For your dinner dining
When you book your trip, on many ships, you have to commit to same-place/same-time dining or “my time” dining. Noting how late the ship is in each port and when the shows run will help you decide what’s best for you.
On Royal Caribbean, if you’re doing specialty dining, you’ll need to plan carefully—the restaurants won’t give you a reservation less than two hours from one of your shows.
The ports you’ll visit
So you don’t have any surprises, you may want to do two levels of planning—study the itinerary and research the islands. Particularly:
Is it an island holiday? One trip, we found ourselves on an island during its national holiday and half the stores were closed. Another time, another island, it was Sunday and everything was closed but the supermarket. Here’s one site that can help your research on island holidays.
Short or long stay? The hours of arrival and departure vary quite a bit from one port to the other. We’re late risers and port stays of 7 a.m. to 2 p.m. mean we have enough time to get off the ship and back on—and that’s about it.
Dock or tender? Tendering means you spend more time traveling back and forth, and less on the island. It also means you’ll need to do some careful planning if you’re taking a non-sponsored excursion.
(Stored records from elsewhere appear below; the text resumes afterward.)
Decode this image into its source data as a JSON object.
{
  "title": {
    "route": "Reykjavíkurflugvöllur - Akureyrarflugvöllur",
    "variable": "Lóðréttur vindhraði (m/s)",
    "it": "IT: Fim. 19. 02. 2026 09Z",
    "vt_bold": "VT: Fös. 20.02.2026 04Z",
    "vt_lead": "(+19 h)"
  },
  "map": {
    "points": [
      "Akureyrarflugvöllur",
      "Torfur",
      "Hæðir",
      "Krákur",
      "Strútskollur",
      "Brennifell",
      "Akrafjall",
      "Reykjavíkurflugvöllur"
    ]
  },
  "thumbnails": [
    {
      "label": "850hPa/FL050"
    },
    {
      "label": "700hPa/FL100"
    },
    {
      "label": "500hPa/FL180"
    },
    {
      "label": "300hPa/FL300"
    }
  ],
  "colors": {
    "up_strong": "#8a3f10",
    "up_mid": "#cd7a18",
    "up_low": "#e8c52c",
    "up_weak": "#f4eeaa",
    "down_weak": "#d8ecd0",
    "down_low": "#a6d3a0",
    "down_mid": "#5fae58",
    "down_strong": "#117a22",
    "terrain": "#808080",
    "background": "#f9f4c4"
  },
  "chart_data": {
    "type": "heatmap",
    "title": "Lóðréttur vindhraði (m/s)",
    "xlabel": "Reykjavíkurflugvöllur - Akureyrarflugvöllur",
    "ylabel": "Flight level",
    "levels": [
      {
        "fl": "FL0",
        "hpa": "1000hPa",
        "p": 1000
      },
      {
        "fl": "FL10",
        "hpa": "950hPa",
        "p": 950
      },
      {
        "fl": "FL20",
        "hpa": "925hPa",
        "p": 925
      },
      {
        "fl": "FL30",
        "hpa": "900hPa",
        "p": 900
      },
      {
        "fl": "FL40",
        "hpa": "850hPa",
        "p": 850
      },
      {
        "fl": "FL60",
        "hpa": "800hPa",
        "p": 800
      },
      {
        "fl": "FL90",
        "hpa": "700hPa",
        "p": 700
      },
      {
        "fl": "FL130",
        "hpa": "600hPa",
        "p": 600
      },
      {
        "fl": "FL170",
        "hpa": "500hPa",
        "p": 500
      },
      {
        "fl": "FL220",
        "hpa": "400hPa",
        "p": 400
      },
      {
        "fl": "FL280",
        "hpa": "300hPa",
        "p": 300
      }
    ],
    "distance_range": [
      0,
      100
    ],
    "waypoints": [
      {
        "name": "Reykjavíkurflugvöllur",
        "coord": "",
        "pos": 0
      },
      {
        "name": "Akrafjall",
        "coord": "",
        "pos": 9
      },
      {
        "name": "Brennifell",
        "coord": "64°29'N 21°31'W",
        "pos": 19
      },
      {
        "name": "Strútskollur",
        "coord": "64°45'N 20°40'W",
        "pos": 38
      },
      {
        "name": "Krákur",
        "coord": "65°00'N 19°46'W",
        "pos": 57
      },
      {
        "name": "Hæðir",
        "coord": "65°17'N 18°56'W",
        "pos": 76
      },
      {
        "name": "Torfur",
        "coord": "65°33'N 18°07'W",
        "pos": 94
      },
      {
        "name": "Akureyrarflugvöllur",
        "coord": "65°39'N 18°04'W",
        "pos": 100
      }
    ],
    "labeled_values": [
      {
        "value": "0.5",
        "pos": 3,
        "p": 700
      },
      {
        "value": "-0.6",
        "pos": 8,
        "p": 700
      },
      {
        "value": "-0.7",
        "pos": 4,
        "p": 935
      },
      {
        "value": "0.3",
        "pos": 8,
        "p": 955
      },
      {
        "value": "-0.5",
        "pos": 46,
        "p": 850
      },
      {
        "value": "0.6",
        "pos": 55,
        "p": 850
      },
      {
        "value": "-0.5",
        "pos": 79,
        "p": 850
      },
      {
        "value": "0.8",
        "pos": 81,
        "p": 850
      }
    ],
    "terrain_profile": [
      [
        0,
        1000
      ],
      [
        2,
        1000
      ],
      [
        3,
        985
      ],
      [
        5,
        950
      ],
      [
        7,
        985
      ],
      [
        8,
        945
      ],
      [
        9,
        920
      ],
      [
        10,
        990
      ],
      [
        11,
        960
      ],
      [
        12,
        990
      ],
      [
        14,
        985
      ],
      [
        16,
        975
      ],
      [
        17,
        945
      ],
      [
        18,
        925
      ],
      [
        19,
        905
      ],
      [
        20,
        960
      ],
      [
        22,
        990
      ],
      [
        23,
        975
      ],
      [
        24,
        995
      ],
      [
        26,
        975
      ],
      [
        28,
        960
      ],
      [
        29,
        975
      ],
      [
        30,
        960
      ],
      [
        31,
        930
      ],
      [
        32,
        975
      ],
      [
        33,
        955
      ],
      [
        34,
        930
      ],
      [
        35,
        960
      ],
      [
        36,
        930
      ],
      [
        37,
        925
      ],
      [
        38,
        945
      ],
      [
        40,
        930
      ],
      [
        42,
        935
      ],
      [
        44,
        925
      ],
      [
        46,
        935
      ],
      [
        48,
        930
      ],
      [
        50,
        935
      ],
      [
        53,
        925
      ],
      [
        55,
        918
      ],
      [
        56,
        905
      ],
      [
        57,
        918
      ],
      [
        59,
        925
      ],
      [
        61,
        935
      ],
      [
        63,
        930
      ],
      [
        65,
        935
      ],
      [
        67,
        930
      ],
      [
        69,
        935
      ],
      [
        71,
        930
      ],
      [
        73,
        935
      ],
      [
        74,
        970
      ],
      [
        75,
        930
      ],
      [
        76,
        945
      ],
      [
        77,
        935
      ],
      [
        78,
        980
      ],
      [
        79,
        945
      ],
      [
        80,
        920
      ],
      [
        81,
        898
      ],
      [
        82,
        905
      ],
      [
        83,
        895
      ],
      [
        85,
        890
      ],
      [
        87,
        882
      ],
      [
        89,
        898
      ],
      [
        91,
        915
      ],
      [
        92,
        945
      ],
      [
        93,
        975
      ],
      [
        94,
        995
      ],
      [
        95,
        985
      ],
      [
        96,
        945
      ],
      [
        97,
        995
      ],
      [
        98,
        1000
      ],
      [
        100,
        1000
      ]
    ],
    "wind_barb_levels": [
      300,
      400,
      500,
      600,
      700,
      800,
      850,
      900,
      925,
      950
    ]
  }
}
The way you’ll spend your sea day
Note that there are some restrictions on what can be worn for some of the activities. For example, closed-toed shoes are required for the sports court, Rip Cord and Laser Tag. Two-piece bathing suits are a no-no for FlowRider. And you’ll also need to sign a waiver to do some of the ship’s activities.
The bottom line
Of course, there are many other things you may want to know before you go, and I’ve only covered a few. The best sources for info on your ship are the cruise line’s websites in the section for booked guests and cruisecritic.com (particularly the Boards, where you can ask questions). The more you read, the more you learn, the more likely you’ll get the great vacation you paid for.